Browser-based captioning service for events and live streams
A deaf person started attending my church. The church wanted some way to display live captions during the service. Hiring an interpreter was too costly. And speech-to-text software like Dragon NaturallySpeaking was too resource-intensive and had flaky reliability.
But enter the Web Speech API — a seemingly reliable and accurate speech-to-text engine right in the browser. It looked like it would be perfect for the job. I tweaked Google’s web speech API demonstration page a little, gave it to the church, and they were quite satisfied with using that for a while.
Slapping on some branding and starting a community
A message from the Swedish Standards Institute after using Web Captioner at a seminar
The idea really took off after I simply gave the product a logo and the name Web Captioner.
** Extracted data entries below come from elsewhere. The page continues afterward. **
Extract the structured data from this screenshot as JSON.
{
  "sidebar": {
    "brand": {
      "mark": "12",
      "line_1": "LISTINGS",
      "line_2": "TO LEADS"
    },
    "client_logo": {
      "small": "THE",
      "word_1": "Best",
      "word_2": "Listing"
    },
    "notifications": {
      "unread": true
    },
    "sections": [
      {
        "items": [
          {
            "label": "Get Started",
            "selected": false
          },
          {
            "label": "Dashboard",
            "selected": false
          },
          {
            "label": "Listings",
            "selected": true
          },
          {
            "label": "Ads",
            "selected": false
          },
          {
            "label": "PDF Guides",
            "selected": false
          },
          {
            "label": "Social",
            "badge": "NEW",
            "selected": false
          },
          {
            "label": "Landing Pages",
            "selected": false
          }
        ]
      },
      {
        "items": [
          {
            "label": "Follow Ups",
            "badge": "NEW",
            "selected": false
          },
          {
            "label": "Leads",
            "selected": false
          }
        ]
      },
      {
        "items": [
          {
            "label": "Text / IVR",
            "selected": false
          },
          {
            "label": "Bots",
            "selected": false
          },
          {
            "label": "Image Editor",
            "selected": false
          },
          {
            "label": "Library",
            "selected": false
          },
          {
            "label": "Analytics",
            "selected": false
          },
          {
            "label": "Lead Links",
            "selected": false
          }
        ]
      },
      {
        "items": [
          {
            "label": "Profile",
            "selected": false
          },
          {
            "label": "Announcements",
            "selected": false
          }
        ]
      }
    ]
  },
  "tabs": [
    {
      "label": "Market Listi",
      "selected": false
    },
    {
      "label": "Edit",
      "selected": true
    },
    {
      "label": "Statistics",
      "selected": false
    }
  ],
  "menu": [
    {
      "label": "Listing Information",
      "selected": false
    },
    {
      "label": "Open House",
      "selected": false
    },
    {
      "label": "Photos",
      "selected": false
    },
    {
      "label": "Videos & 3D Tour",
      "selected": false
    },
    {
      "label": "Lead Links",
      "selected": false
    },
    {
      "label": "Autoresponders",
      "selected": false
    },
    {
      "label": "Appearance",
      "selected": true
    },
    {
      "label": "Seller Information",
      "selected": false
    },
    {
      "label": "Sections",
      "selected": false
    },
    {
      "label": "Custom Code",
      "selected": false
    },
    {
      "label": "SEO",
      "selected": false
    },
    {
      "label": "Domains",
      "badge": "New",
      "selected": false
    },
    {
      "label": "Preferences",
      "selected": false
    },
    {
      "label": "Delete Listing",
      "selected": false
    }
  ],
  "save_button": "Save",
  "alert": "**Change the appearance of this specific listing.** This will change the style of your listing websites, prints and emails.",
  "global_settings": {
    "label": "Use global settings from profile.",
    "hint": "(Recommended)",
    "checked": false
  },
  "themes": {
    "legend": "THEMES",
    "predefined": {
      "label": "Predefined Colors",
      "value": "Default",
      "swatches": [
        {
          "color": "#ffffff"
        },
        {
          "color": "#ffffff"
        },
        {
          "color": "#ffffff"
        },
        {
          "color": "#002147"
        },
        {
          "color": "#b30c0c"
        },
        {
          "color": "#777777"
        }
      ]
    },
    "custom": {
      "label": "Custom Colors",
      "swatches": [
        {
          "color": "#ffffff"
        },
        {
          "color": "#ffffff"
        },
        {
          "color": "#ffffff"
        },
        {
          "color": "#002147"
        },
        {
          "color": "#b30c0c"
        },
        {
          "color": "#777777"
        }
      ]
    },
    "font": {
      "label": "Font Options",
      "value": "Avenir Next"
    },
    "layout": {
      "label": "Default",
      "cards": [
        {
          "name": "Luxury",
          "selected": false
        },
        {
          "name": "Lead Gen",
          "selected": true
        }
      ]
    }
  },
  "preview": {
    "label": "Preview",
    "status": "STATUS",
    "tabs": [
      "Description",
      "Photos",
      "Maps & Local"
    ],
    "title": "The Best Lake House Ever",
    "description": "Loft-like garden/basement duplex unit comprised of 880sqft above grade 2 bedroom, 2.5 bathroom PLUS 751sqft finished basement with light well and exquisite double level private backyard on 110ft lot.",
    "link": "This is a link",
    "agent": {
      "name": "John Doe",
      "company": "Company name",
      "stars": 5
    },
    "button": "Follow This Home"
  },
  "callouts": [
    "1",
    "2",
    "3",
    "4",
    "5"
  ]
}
It quickly became popular among churches and amateur live streamers through Facebook groups. Around this time I discovered that managing a community is just as important as the product — and almost just as much work. People love to know there’s a human behind the software. So I started a blog, Facebook group, went on an interview, wrote a Help Center, and started using community input to guide my focus in development.
Web Captioner isn’t particularly unique (the Web Speech API has been around for years), and I can’t take credit for Google’s excellent transcription logic, but the product’s focus on features that let you format text output or stream text to a popular video mixing program fill the needs of a niche market. And the price is right for churches (free).
1.5 Million Words and Beyond
Since its launch, Web Captioner has been used to transcribe over 1.5 million words. It regularly sees users from around the world. In September 2017, Web Captioner was used at a seminar at the Swedish Standards Institute focused on accessibility standards. I regularly get videos and messages from people using Web Captioner at their events.